Margarine has been a key ingredient in fine pastries for decades, with dedicated products being offered for nearly every single application. An interesting contender is analyzed for its opportunities in baking: liquid oil.

By Frida Köning, ttz Bremerhaven

Over the last few years, manufacturers have been increasingly questioning the status quo and testing liquid oil in as a substitution in their recipes, according to CSM Ingredients observations. This motivated a joint team, with specialists from CSM Ingredients and ttz Bremerhaven, to have a fresh look at the topic and perform its own comparative investigations into the functionality of baking margarine vs. liquid oil in selected applications.

From the theoretical point of view, vegetable oil – after refining – is a liquid product with a fat content of almost 100%. Margarine, on the other hand, is a water-in-oil emulsion with a fat content of at least 80%, which is solid at room temperature. Usually, both phases contain further components. In addition to oil, the fat phase consists of solid fat (e.g. palm or coconut), emulsifiers (e.g. mono- and diglycerides), colorants (e.g. β-carotene), flavorings, antioxidants (e.g. α-Tocopherol) and sometimes other fat-soluble vitamins (e.g. vitamins A, D). In addition to water, the water phase usually contains table salt and acids (e.g. citric acid).

On the basis of these different compositions, hypotheses can be formulated for the expected effects of margarine on baked goods compared to liquid oil: the use of solid fats, which are partially crystalline at room temperature, may result in a firmer consistency of the doughs/batters and the pastries. Crystalline fat is more tightly enclosed in the structure of the pastry, which may release less fat to fingers or packaging. Due to the crystalline fat structures with different light refraction than liquid oil, the pastry may appear brighter. The use of colorants such as β-carotene counteracts this phenomenon. When pastries with margarine are eaten, the fat crystals melt in the mouth. This endothermic melting process may cause a ‘freshness’ sensation. The use of flavors may create a more complex flavor profile that can be perceived with our senses. The perception of the flavors may be enhanced by the salt in the margarine. The use of emulsifiers may stabilize the structures in the dough and may ensure greater pastry volume, more homogeneous structures and a finer pore appearance.

To investigate the original question and the above hypotheses empirically, a series of tests were carried out at the ttz Bremerhaven in which three different products were baked with both margarine and a refined oil (fat equivalent +80% water) and compared with each other.
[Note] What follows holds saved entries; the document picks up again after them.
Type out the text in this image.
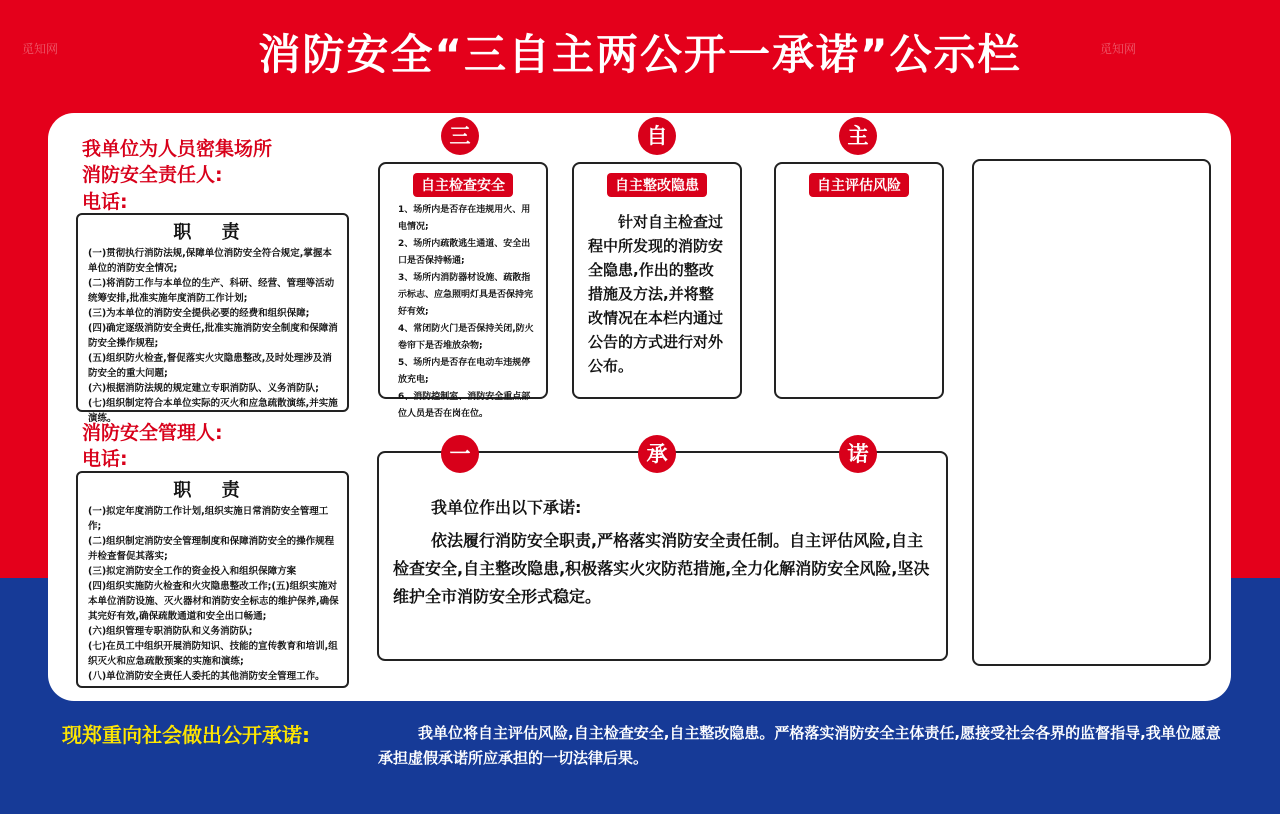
觅知网	觅知网
消防安全“三自主两公开一承诺”公示栏
我单位为人员密集场所
消防安全责任人:
电话:
职 责
(一)贯彻执行消防法规,保障单位消防安全符合规定,掌握本单位的消防安全情况;
(二)将消防工作与本单位的生产、科研、经营、管理等活动统筹安排,批准实施年度消防工作计划;
(三)为本单位的消防安全提供必要的经费和组织保障;
(四)确定逐级消防安全责任,批准实施消防安全制度和保障消防安全操作规程;
(五)组织防火检查,督促落实火灾隐患整改,及时处理涉及消防安全的重大问题;
(六)根据消防法规的规定建立专职消防队、义务消防队;
(七)组织制定符合本单位实际的灭火和应急疏散演练,并实施演练。
消防安全管理人:
电话:
职 责
(一)拟定年度消防工作计划,组织实施日常消防安全管理工作;
(二)组织制定消防安全管理制度和保障消防安全的操作规程并检查督促其落实;
(三)拟定消防安全工作的资金投入和组织保障方案
(四)组织实施防火检查和火灾隐患整改工作;(五)组织实施对本单位消防设施、灭火器材和消防安全标志的维护保养,确保其完好有效,确保疏散通道和安全出口畅通;
(六)组织管理专职消防队和义务消防队;
(七)在员工中组织开展消防知识、技能的宣传教育和培训,组织灭火和应急疏散预案的实施和演练;
(八)单位消防安全责任人委托的其他消防安全管理工作。
三	自	主
自主检查安全
1、场所内是否存在违规用火、用电情况;
2、场所内疏散逃生通道、安全出口是否保持畅通;
3、场所内消防器材设施、疏散指示标志、应急照明灯具是否保持完好有效;
4、常闭防火门是否保持关闭,防火卷帘下是否堆放杂物;
5、场所内是否存在电动车违规停放充电;
6、消防控制室、消防安全重点部位人员是否在岗在位。
自主整改隐患
针对自主检查过程中所发现的消防安全隐患,作出的整改措施及方法,并将整改情况在本栏内通过公告的方式进行对外公布。
自主评估风险
我单位作出以下承诺:
依法履行消防安全职责,严格落实消防安全责任制。自主评估风险,自主检查安全,自主整改隐患,积极落实火灾防范措施,全力化解消防安全风险,坚决维护全市消防安全形式稳定。
一	承	诺
现郑重向社会做出公开承诺:	我单位将自主评估风险,自主检查安全,自主整改隐患。严格落实消防安全主体责任,愿接受社会各界的监督指导,我单位愿意承担虚假承诺所应承担的一切法律后果。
The selected baked goods were sandwich bread (~ 5% fat), brioche (~ 10% fat) and pound cake (~ 20% fat). The solid fat used for the sandwich and brioche was Meister Goldback margarine (CSM Deutschland GmbH) and for the pound cake Meister Goldcreme margarine (CSM Deutschland GmbH). The refined oil was rapeseed oil (Power Oil Rostock GmbH). The evaluation was made with respect to the sensorial and physical performance differences of the final products.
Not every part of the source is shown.